Он хотел сесть, но она помешала ему, сказав: «У меня есть одна просьба, и я буду очень благодарна вам, если вы соизволите ее выполнить».

«Что это, моя прелестница? — спросил он. — Я соглашусь на все разумное».

Она ответила: «Я не могла сомкнуть глаз в той грязной тюрьме; и я очень устала. Пожалуйста, оставьте меня до завтра».

«Ах, зачем ты заставила меня отправить тебя в то отвратительное место? Мне было больно бросать такую жемчужину среди свиней. Ну что ж, я хочу убедить тебя, что я добрый хозяин; поэтому, полагаю, я должен согласиться. Но ты должна вознаградить меня поцелуем, прежде чем я уйду».

Это было самое трудное испытание из всех; но она вспомнила об опасности возбудить его подозрения и подчинилась. Он ответил на него с таким пылом, что она порывисто оттолкнула его; но, немедленно смягчив тон, она сказала умоляюще: «Я очень устала; правда, очень!»

Он медлил и, казалось, очень не хотел уходить; но когда она снова повторила свою просьбу, он сказал: «Спокойной ночи, красавица! Я пришлю тебе что-нибудь перекусить, прежде чем ты уснешь».

Он ушел, и она испытала очень неприятное ощущение, когда услышала, как он запер дверь снаружи. Узница с таким тюремщиком! С быстрым движением отвращения она бросилась к умывальнику и вымыла губы и руки; но она чувствовала, что это пятно, которое никакое омовение не сможет смыть. Чувство унижения было настолько жестоко горьким, что ей казалось, будто она умрет от стыда.

Вскоре вошла пожилая мулатка с приятным лицом, неся поднос с пирожными, мороженым и лимонадом.

«Я ничего не хочу есть», — сказала Лу Лу уныло.

«О, не сдавайся так, — сказала мулатка добрым, материнским тоном. — Господь не оставит тебя. Ты можешь просто верить тому, что говорит тетушка Дебби.
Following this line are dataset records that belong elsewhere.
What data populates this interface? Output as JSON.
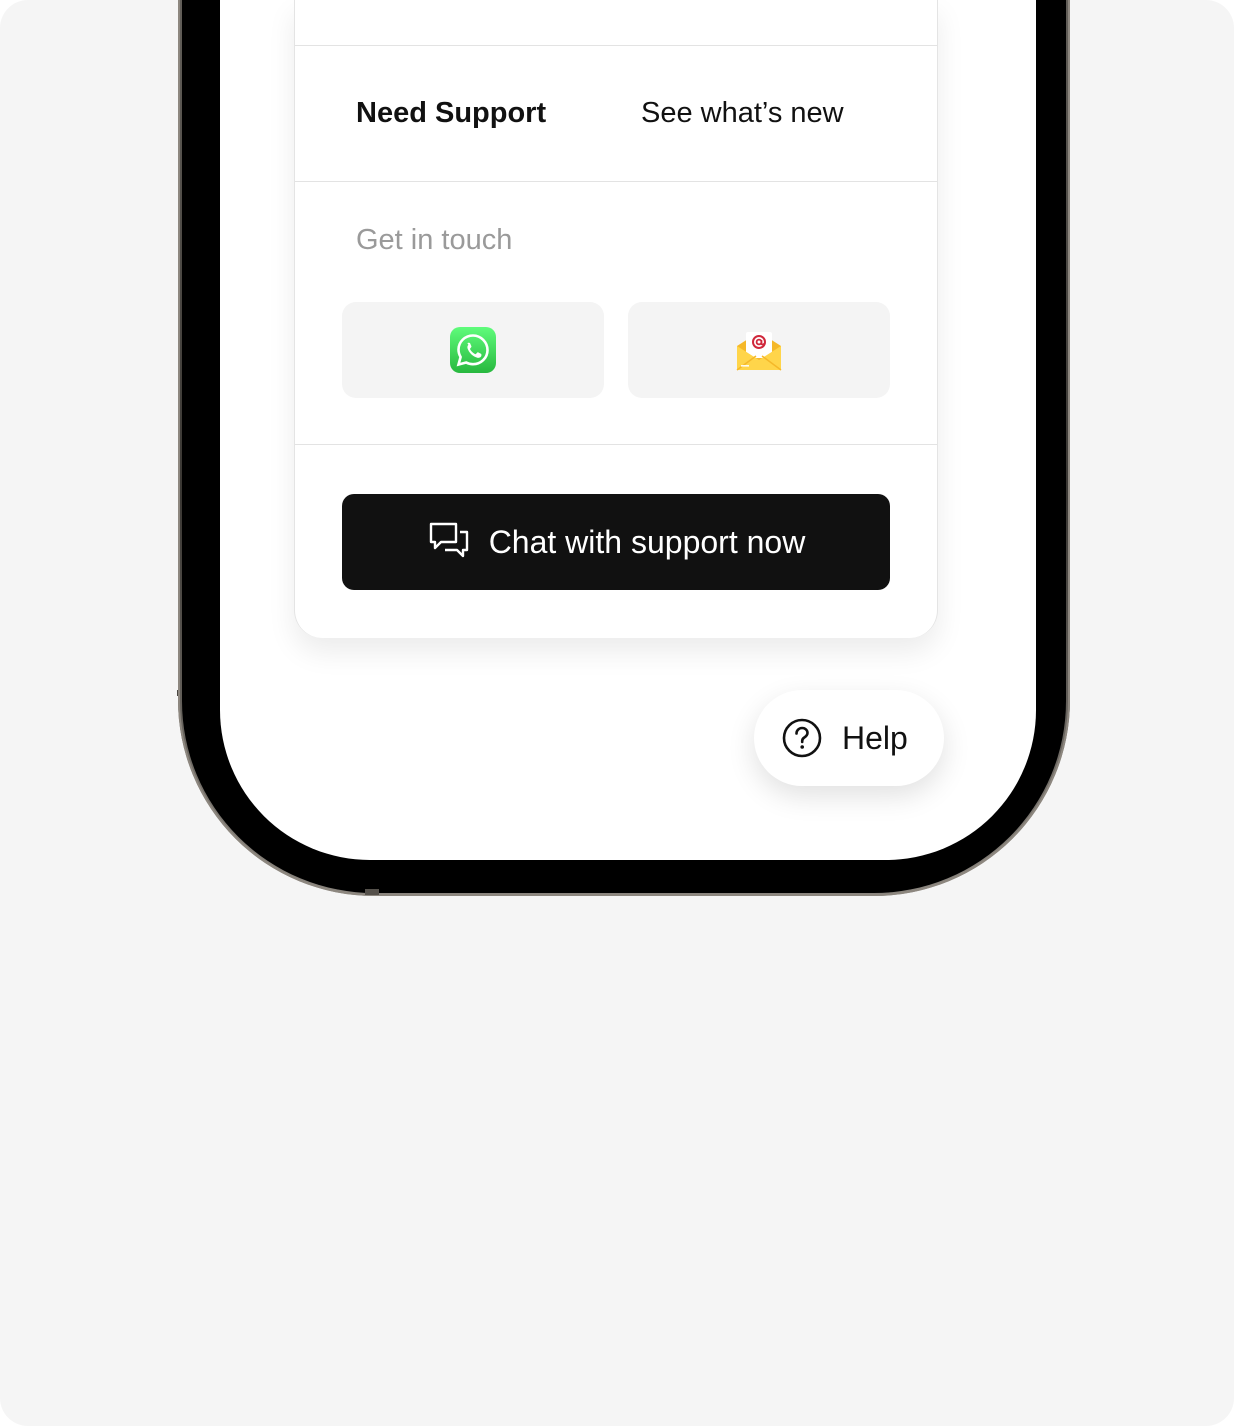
{
  "support_card": {
    "tabs": [
      {
        "label": "Need Support",
        "active": true
      },
      {
        "label": "See what’s new",
        "active": false
      }
    ],
    "get_in_touch_label": "Get in touch",
    "contact_options": [
      {
        "name": "whatsapp",
        "icon": "whatsapp-icon",
        "color": "#25D366"
      },
      {
        "name": "email",
        "icon": "email-envelope-icon",
        "color": "#F7C23C"
      }
    ],
    "chat_button_label": "Chat with support now"
  },
  "help_fab": {
    "label": "Help",
    "icon": "question-circle-icon"
  }
}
Я бедная старая ниггерша; но я заметила, что самое темное время всегда перед рассветом. Съешь что-нибудь из этих вкусностей. Тебе нужно быть сильной ради своих друзей».

Лу Лу серьезно посмотрела на нее и повторила: «Друзей? Откуда вы знаете, что у меня есть друзья?»

«О, я бедная старая ниггерша, — ответила мулатка. — Я ничего не знаю».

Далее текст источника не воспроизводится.